Again, Batman realizes that Magnus is a bad guy, and so does the comic—sort of. Batman does insist the Metal Men are equal; he condemns Magnus; he restores the robot's memories. Yet, the story never makes Magnus pay for his crimes. The only person who suggests that Magnus should be punished and shunned is the Platinum Man, who, with justice, calls Magnus "robot killer!" He gives an impassioned speech indicting Magnus: "You left Nameless and me to die! How many other robots have you abandoned after growing tired of them? We're not experiments—we're alive! You only rebuild your precious metal kids!"

But the Metal Men just sneer at him and reiterate their loyalty to Magnus. Even Nameless reprimands Platinum for his revolutionary rhetoric—and then sacrifices herself for the racist who hated her, like she's some sort of tin-plated Gunga Din.
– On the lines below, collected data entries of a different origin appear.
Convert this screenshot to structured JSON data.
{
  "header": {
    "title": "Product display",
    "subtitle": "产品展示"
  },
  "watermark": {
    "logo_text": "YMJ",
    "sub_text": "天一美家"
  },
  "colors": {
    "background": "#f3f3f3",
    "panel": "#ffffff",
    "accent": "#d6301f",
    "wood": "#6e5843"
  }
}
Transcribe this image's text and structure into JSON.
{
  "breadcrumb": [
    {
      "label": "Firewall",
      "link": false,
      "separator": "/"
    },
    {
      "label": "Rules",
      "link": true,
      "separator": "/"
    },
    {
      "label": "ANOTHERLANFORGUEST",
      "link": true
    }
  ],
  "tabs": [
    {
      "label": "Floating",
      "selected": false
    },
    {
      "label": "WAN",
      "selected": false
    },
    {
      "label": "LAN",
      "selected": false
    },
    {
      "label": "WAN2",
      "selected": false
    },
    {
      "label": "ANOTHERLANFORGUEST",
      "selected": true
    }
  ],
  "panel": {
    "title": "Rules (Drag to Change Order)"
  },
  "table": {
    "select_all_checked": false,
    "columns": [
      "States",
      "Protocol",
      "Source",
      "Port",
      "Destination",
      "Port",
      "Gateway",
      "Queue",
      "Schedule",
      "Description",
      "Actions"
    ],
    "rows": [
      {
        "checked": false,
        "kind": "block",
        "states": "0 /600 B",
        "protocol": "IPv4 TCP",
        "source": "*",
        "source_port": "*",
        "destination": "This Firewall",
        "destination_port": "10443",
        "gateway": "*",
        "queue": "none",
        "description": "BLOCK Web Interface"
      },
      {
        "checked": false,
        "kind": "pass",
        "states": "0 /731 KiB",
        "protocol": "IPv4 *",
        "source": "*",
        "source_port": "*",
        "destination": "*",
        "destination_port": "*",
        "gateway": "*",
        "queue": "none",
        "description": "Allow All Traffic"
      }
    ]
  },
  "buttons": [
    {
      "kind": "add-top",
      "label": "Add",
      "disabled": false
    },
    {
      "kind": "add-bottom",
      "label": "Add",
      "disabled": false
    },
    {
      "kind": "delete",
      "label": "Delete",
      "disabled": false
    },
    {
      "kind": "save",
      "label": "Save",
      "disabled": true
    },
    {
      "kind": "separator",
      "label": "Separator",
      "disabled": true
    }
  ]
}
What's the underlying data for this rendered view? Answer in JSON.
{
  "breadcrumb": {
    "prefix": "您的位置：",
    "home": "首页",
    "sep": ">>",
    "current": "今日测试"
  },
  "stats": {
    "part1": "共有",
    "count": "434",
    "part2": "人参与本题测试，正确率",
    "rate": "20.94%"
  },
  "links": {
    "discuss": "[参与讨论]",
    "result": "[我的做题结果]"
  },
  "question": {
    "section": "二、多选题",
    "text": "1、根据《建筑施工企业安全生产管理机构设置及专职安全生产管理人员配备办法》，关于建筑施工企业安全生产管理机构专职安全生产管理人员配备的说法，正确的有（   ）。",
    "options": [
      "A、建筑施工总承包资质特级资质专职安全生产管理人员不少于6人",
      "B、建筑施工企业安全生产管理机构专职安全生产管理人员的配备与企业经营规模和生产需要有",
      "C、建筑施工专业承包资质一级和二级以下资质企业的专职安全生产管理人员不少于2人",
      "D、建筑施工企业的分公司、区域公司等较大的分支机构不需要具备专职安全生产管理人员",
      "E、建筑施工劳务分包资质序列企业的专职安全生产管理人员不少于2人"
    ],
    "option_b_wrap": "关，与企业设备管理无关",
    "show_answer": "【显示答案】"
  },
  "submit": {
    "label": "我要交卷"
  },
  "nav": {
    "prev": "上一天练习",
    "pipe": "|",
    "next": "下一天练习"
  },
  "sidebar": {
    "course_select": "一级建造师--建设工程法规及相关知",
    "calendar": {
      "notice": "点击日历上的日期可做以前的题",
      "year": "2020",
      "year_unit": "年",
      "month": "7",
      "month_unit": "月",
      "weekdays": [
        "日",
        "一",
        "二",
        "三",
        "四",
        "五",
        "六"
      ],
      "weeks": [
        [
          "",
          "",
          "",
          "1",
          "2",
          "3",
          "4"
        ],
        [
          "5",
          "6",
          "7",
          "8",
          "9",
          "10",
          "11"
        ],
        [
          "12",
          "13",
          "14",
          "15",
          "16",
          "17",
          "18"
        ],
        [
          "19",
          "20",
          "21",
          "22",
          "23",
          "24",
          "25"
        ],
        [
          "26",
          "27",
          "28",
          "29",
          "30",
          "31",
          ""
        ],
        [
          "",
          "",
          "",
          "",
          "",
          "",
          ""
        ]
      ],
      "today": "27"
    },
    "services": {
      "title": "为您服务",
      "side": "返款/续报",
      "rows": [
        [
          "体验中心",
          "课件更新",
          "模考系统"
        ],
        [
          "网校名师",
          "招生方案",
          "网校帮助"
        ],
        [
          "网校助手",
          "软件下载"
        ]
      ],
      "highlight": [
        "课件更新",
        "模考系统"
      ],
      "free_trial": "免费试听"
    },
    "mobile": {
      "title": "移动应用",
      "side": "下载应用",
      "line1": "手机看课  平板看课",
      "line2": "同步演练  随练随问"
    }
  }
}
Batman's supposed commitment to robot rights is also less than perfect. When he learns that the Metal Men have forgotten Nameless, he becomes enraged, spouting what are essentially racist epithets. "Are you just machines!? Have your memories gone blank like old recording tape?!" he shouts. If the Metal Men were human and he found out that they'd had their memories wiped, he'd suspect foul play. Since they're robots, he leaps to the conclusion that they're inferior. Of course, it turns out that the memory loss was not their fault; Batman is blaming them for the injustice they suffered. Which is how prejudice works.

Even after Magnus' scheme is revealed, Batman doesn't apologize for his cruel comments. For that matter, Magnus never once expresses regret or any desire to change. Nameless sacrifices herself to save her killer—turning into a tin dove to ferry away the bomb no less—but there's no political moral or transformational message. The Metal Men still, bizarrely, love Doc Magnus, who’s still, for some reason, supposed to be seen as being on the side of the angels.

Batman can't hold Tina, because she really is different—and he's ultimately more interested in explaining her difference in informational soundbites ("Platinum is too heavy!") than actually bridging it. The Metal Men are infiltrated by anti-robot ideology; they’re brainwashed, and even when they discover that they've been abused, they can't find a way to declare solidarity with others who’ve been oppressed. The adventure ends with the status quo restored; Batman doesn't take the bad guy away because Magnus is his buddy, and the cops don't prosecute racists who are their friends. It's a bleak message to put in a comic for a 12-year-old. I guess that's why I remembered it.